The World Health Organization has hired the company, called Afrigen Biologics and Vaccines, as part of a $100 million plan to figure out how to make an mRNA vaccine against COVID that is as close as possible to the version produced by Moderna.
As to why WHO has chosen to try to copy Moderna rather than the other mRNA COVID vaccine, which is made by Pfizer BioNTech, Friede says the choice was practical.
“Moderna has reiterated on several occasions that they will not enforce their intellectual property during the pandemic,” says Friede. In other words, a manufacturer probably won’t face a lawsuit for producing a vaccine that’s virtually identical to Moderna’s.
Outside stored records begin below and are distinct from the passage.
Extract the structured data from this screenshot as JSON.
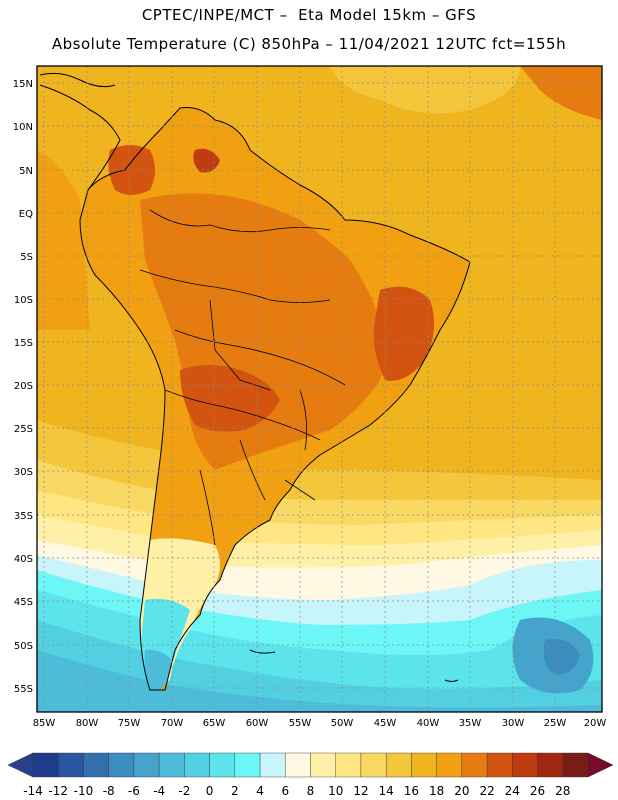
{
  "header": {
    "line1": "CPTEC/INPE/MCT –  Eta Model 15km – GFS",
    "line2": "Absolute Temperature (C) 850hPa – 11/04/2021 12UTC fct=155h"
  },
  "axes": {
    "lat_labels": [
      "15N",
      "10N",
      "5N",
      "EQ",
      "5S",
      "10S",
      "15S",
      "20S",
      "25S",
      "30S",
      "35S",
      "40S",
      "45S",
      "50S",
      "55S"
    ],
    "lon_labels": [
      "85W",
      "80W",
      "75W",
      "70W",
      "65W",
      "60W",
      "55W",
      "50W",
      "45W",
      "40W",
      "35W",
      "30W",
      "25W",
      "20W"
    ]
  },
  "colorbar": {
    "labels": [
      "-14",
      "-12",
      "-10",
      "-8",
      "-6",
      "-4",
      "-2",
      "0",
      "2",
      "4",
      "6",
      "8",
      "10",
      "12",
      "14",
      "16",
      "18",
      "20",
      "22",
      "24",
      "26",
      "28"
    ],
    "colors": [
      "#1e3c8c",
      "#2a56a0",
      "#3470b0",
      "#3c8cc0",
      "#46a4cc",
      "#4cbcd8",
      "#52d0e2",
      "#5ce4ec",
      "#6cf6f6",
      "#c8f4fc",
      "#fff8e2",
      "#fff0a8",
      "#ffe682",
      "#fad864",
      "#f4c63c",
      "#f0b41e",
      "#f0a010",
      "#e67c10",
      "#d25410",
      "#be3c10",
      "#a02810",
      "#781e14"
    ],
    "low_color": "#28408c",
    "high_color": "#7a0a2a"
  }
}
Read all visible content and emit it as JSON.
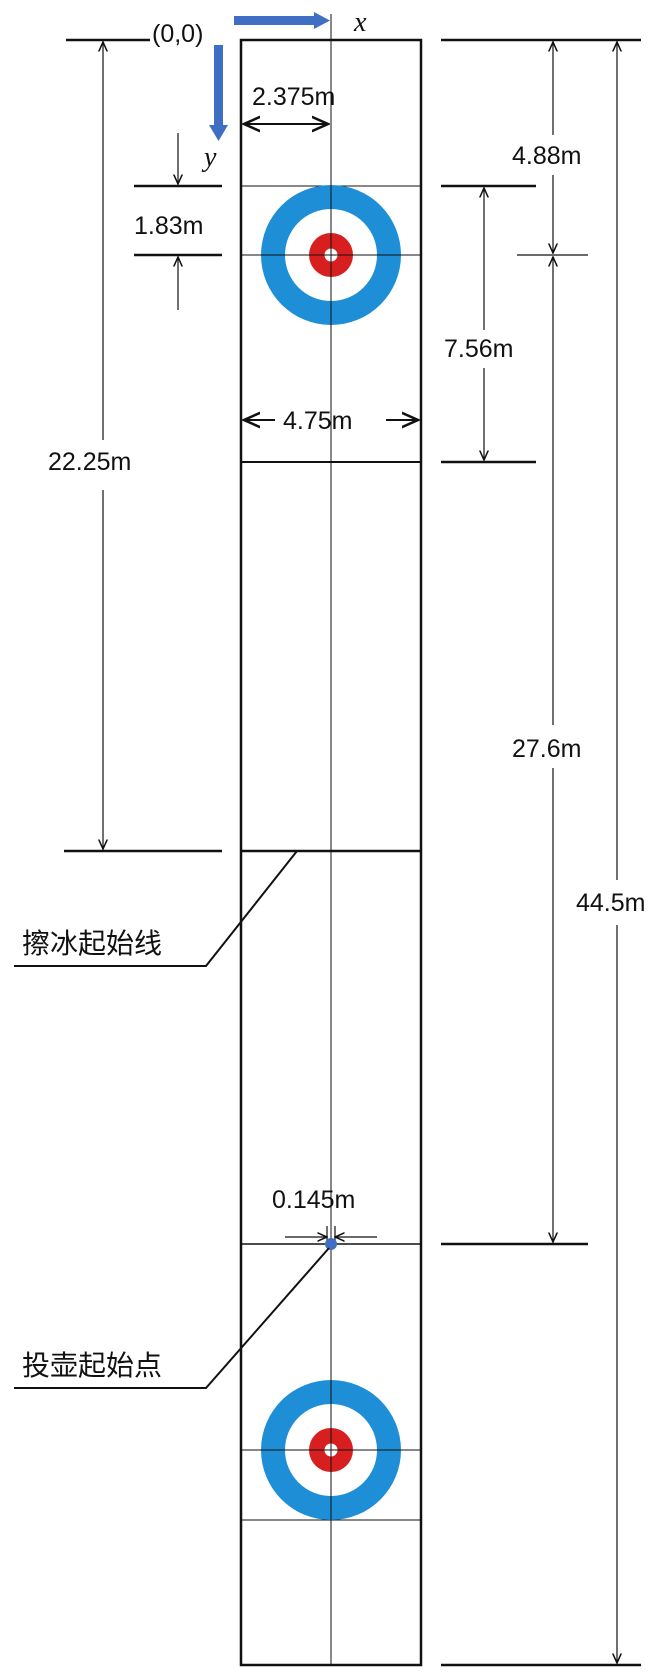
{
  "origin_label": "(0,0)",
  "axis": {
    "x_label": "x",
    "y_label": "y",
    "arrow_color": "#3f6fc4"
  },
  "dimensions": {
    "half_width": "2.375m",
    "tee_to_end": "4.88m",
    "house_half": "1.83m",
    "tee_to_hog": "7.56m",
    "sheet_width": "4.75m",
    "end_to_hog": "22.25m",
    "tee_to_start_line": "27.6m",
    "sheet_length": "44.5m",
    "offset": "0.145m"
  },
  "callouts": {
    "sweep_start_line": "擦冰起始线",
    "throw_start_point": "投壶起始点"
  },
  "colors": {
    "outer_ring": "#1e8fd6",
    "inner_ring": "#d81f1f",
    "white": "#ffffff",
    "line": "#111111",
    "point": "#3f6fc4"
  }
}
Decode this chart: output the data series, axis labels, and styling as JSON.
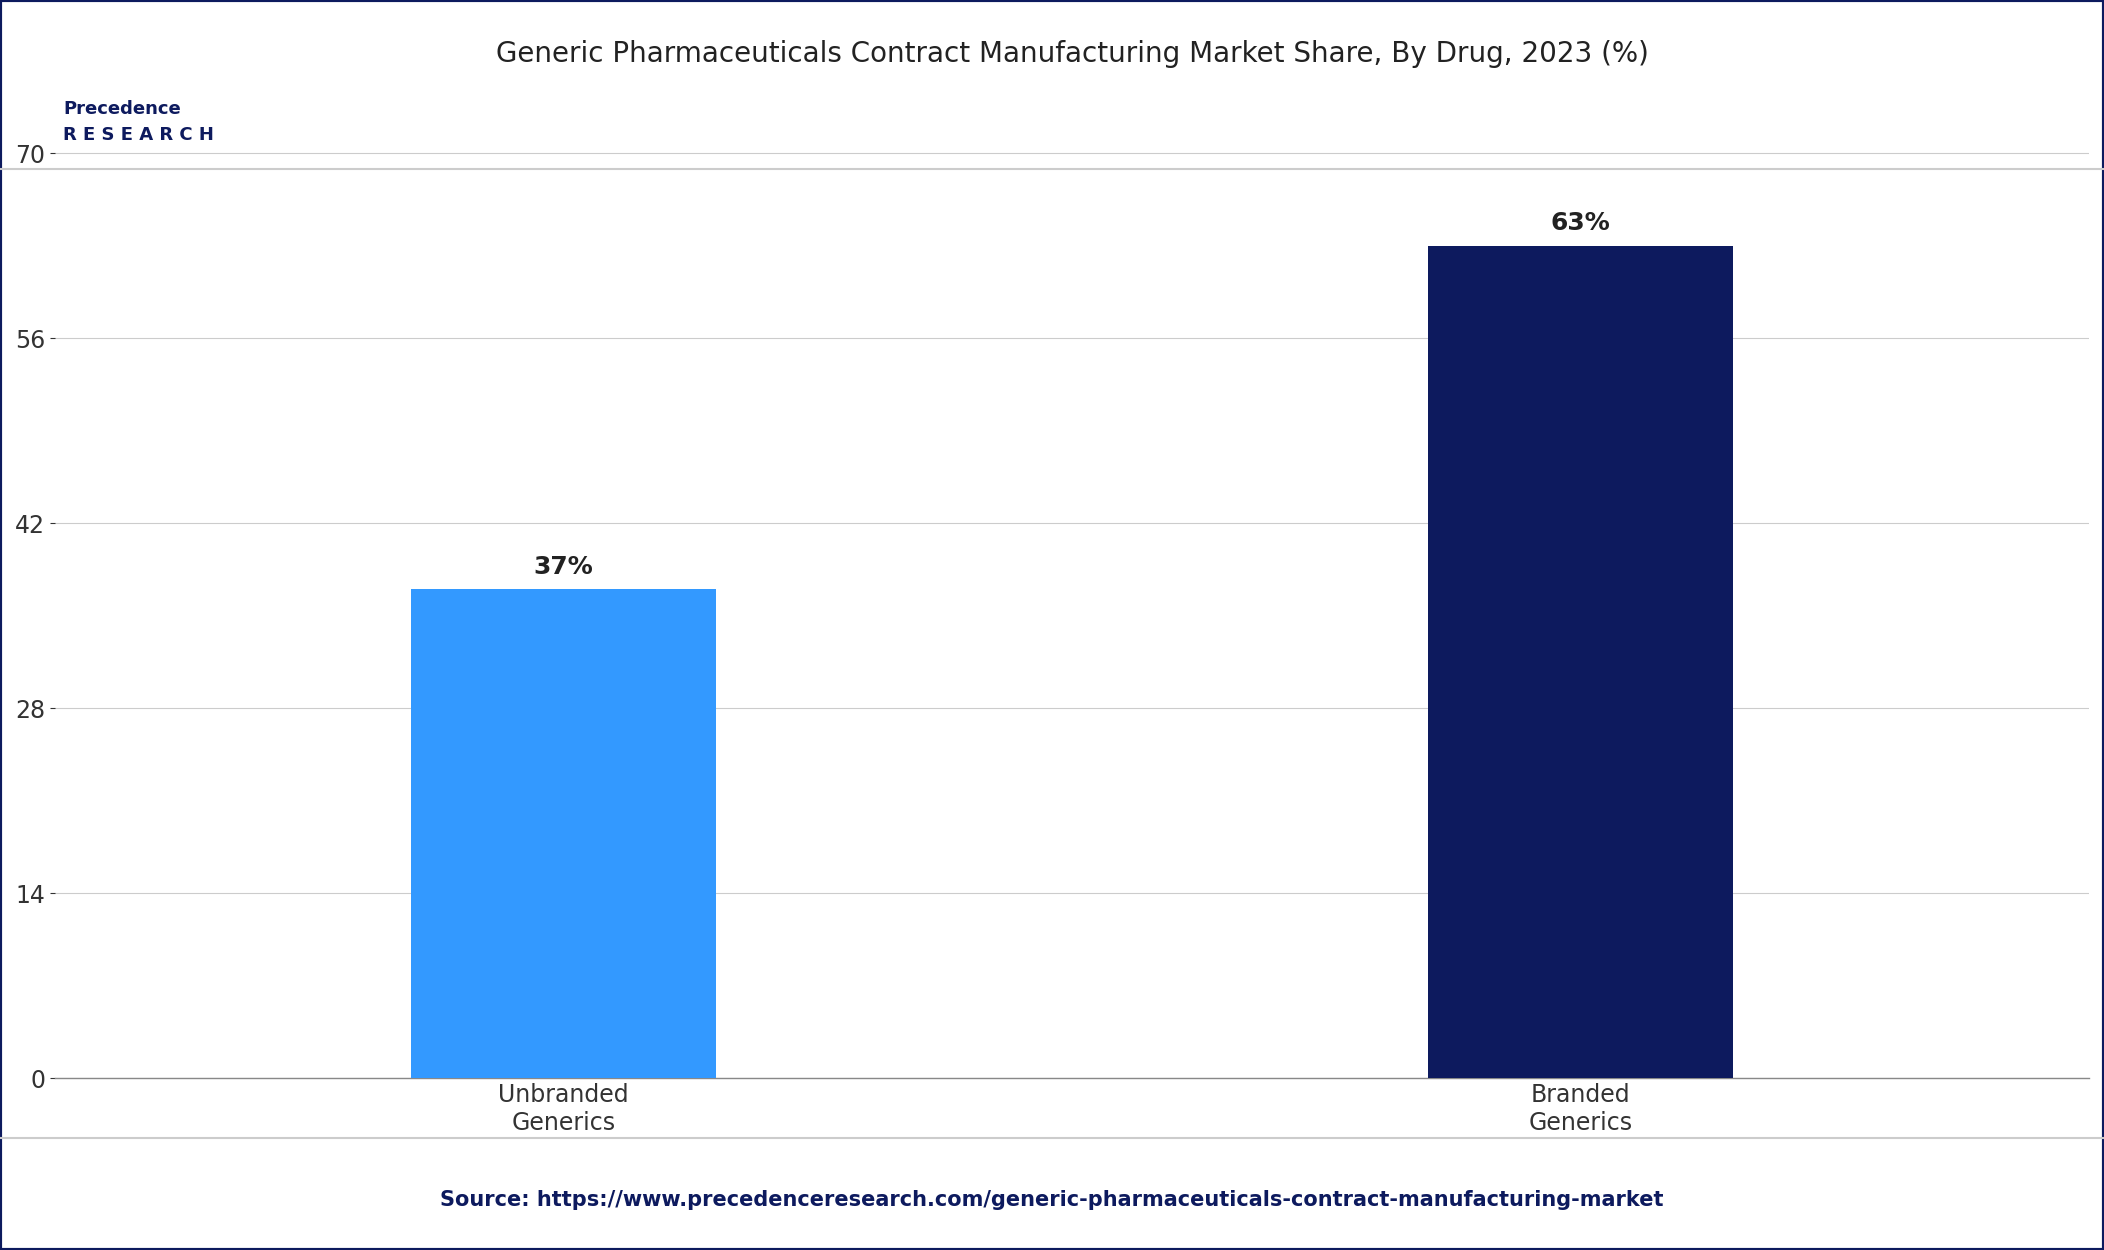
{
  "title": "Generic Pharmaceuticals Contract Manufacturing Market Share, By Drug, 2023 (%)",
  "categories": [
    "Unbranded\nGenerics",
    "Branded\nGenerics"
  ],
  "values": [
    37,
    63
  ],
  "labels": [
    "37%",
    "63%"
  ],
  "bar_colors": [
    "#3399ff",
    "#0d1a5e"
  ],
  "yticks": [
    0,
    14,
    28,
    42,
    56,
    70
  ],
  "ylim": [
    0,
    75
  ],
  "background_color": "#ffffff",
  "title_fontsize": 20,
  "tick_fontsize": 17,
  "label_fontsize": 18,
  "source_text": "Source: https://www.precedenceresearch.com/generic-pharmaceuticals-contract-manufacturing-market",
  "source_color": "#0d1a5e",
  "source_fontsize": 15,
  "border_color": "#0d1a5e",
  "grid_color": "#cccccc"
}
But Afrigen’s Petro Treblanche says there are still a lot of unknowns. Take Moderna’s patent.
“It’s written very carefully and cleverly to not disclose absolutely everything,” says Treblanche.
So while Afrigen has been able to determine most of the equipment and specialized ingredients that are needed, “what we don’t know is the exact concentrations,” says Treblanche. “And we don’t know some of the mixing times — some of the conditions of mixing and formulating.”NPR
The fact that we are in a pandemic situation and we have Moderna not sharing the COVID-19 vaccine recipe makes me uncomfortable. On one hand, I think innovation should be protected and rewarded. In this case, trade is protected for 20 years for the technology that Moderna invented. The question is whether this is ethical to have a company guard their profits at the cost of potential human live losses. Moderna also promises not to enforce their intellectual property during a pandemic which seems kinda reasonable. Moderna also released the genetic sequence but not give the exact procedure to manufacture it.